Finite state and Constraint Grammar based analysers, proofing tools and other resources

View the project on GitHub giellalt/lang-mns

Page Content

Working meeting on Mansi, in Hki

Agenda

Lexicon

Now, we have 18000 or so words in the LS missing list, and 11000 stems in src/fst/stems/.

Goal: Extend the stems lexicon. Doubling it would be a natural goal.

Commands along the line of this:

cat test/data/Luima_Seripos_2013-2017.missing.freq.231129 |grep "ӈкве$"|cut -c6-|rev|csort|rev > x
paste -d":" x x|rev|csort|rev|sed 's/:/+V:/'|sed 's/юӈкве$/й V_U ;/'|sed 's/яӈкве$/й V_A ;/'|sed 's/.ӈкве$/й V_ ;/'

Grammar

This is the prefixes-as-flag. We postpone the issue for today.

Suggestions for the speller

Csilla to look for likely (final) string substitutions. Filenames to edit:

tools/spellcheckers/editdist.default.txt
tools/spellcheckers/final_strings.default.txt
tools/spellcheckers/strings.default.txt

Speller release

We already are above 92 % for newspaper corpus coverage. Removing half of the missing list should give us several percentages more.

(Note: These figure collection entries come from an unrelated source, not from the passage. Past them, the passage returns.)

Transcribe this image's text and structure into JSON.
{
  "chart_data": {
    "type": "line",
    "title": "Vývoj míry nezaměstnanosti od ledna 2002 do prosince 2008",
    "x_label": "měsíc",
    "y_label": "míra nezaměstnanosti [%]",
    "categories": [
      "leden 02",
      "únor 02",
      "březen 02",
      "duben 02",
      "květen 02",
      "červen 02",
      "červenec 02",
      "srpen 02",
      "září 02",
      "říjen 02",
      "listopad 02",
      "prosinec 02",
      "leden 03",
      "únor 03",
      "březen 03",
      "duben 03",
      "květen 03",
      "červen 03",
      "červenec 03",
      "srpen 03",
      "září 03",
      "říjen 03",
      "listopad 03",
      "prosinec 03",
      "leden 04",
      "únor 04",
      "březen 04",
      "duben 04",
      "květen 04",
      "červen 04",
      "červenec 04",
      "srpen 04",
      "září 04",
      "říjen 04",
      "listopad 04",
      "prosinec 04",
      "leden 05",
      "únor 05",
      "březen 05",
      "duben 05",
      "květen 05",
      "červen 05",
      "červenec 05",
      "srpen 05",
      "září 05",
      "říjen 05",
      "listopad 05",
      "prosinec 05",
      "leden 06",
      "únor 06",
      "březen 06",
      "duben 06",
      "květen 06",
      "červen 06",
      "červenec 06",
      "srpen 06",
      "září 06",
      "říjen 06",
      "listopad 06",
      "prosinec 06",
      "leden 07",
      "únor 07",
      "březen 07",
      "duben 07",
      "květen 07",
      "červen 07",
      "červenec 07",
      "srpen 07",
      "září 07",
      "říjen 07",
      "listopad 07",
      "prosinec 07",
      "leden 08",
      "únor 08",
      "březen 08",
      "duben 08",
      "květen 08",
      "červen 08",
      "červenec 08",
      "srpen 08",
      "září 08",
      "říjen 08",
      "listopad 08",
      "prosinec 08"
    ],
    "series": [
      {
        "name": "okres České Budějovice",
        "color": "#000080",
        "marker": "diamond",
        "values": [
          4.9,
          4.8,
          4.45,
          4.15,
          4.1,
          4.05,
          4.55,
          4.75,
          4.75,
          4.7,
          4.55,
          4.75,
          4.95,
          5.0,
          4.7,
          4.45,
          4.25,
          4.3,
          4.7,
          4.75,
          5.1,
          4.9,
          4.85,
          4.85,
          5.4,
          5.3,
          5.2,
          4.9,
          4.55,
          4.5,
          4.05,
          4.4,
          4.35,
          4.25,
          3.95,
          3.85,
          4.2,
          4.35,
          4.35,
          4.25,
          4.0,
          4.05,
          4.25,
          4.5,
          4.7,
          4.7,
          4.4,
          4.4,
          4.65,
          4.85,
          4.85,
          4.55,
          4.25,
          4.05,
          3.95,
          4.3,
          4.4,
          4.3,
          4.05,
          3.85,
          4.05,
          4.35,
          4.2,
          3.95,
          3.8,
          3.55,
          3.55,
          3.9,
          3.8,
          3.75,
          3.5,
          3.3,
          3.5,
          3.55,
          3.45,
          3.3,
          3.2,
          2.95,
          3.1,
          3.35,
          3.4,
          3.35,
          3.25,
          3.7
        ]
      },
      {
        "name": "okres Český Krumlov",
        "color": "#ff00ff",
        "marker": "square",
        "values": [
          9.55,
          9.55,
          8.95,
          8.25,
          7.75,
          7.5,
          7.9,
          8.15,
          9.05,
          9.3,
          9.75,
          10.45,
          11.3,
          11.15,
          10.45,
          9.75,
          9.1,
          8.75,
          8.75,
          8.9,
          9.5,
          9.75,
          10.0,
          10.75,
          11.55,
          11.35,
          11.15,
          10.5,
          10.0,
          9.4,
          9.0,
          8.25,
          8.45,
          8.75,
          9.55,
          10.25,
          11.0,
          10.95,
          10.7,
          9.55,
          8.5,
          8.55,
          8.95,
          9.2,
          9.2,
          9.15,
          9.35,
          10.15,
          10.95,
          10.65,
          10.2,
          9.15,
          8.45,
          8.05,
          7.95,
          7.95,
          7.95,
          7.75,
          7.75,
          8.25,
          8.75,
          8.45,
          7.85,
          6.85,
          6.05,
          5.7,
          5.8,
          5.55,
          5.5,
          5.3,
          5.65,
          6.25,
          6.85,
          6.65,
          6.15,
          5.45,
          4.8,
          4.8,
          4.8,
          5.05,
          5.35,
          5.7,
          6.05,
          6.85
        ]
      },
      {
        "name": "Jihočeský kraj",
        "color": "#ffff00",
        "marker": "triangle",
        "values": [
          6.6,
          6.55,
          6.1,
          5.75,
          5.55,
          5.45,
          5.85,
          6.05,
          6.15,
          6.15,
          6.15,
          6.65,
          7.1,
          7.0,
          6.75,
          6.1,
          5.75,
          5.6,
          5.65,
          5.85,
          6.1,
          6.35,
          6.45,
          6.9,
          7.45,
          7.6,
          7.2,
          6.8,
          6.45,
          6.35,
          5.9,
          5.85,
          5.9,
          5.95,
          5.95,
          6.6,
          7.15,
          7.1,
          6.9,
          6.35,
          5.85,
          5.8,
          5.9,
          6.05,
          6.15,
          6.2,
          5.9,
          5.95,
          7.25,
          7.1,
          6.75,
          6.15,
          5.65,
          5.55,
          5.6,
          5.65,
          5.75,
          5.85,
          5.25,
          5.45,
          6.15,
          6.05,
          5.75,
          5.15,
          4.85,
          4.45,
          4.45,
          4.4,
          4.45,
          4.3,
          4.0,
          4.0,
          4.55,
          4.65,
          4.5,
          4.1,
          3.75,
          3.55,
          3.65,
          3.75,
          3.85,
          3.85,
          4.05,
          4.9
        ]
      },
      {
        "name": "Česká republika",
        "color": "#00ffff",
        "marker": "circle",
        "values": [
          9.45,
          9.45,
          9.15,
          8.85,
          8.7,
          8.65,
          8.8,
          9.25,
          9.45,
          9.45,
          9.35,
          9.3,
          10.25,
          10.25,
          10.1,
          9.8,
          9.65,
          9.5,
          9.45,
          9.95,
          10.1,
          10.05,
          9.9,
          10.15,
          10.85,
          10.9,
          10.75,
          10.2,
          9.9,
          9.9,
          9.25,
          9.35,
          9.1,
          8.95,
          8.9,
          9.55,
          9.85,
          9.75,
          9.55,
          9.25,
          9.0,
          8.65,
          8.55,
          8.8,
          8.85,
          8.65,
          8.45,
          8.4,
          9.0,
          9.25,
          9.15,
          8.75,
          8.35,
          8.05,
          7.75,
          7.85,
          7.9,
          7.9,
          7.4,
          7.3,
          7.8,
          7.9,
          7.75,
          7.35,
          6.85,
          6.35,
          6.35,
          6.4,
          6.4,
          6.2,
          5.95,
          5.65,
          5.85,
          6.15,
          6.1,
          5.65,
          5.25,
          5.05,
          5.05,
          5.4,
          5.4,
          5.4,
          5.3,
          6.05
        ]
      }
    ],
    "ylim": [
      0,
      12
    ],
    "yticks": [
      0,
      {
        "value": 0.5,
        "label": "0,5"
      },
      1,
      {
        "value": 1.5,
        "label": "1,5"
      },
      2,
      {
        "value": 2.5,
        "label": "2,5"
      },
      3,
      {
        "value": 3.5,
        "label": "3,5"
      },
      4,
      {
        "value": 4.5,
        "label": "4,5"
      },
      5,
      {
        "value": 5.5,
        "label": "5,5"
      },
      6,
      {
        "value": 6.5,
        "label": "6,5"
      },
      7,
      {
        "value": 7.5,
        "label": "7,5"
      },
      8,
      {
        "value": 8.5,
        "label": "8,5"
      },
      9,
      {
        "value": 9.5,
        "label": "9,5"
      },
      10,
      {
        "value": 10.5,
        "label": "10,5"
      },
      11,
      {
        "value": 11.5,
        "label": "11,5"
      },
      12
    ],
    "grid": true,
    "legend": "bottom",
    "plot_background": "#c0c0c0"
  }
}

We should also look for remaining holes in the grammar.

Then, the suggestion mechanism should give good results for the typos.txt list (we will have to return to the threshold.).

After these are done we will have a speller ready for first release. We should be able to do that in the spring.

After that next steops would be more work on the lexicon, using dictionaries and corpus texts outside LS (e.g. school text books).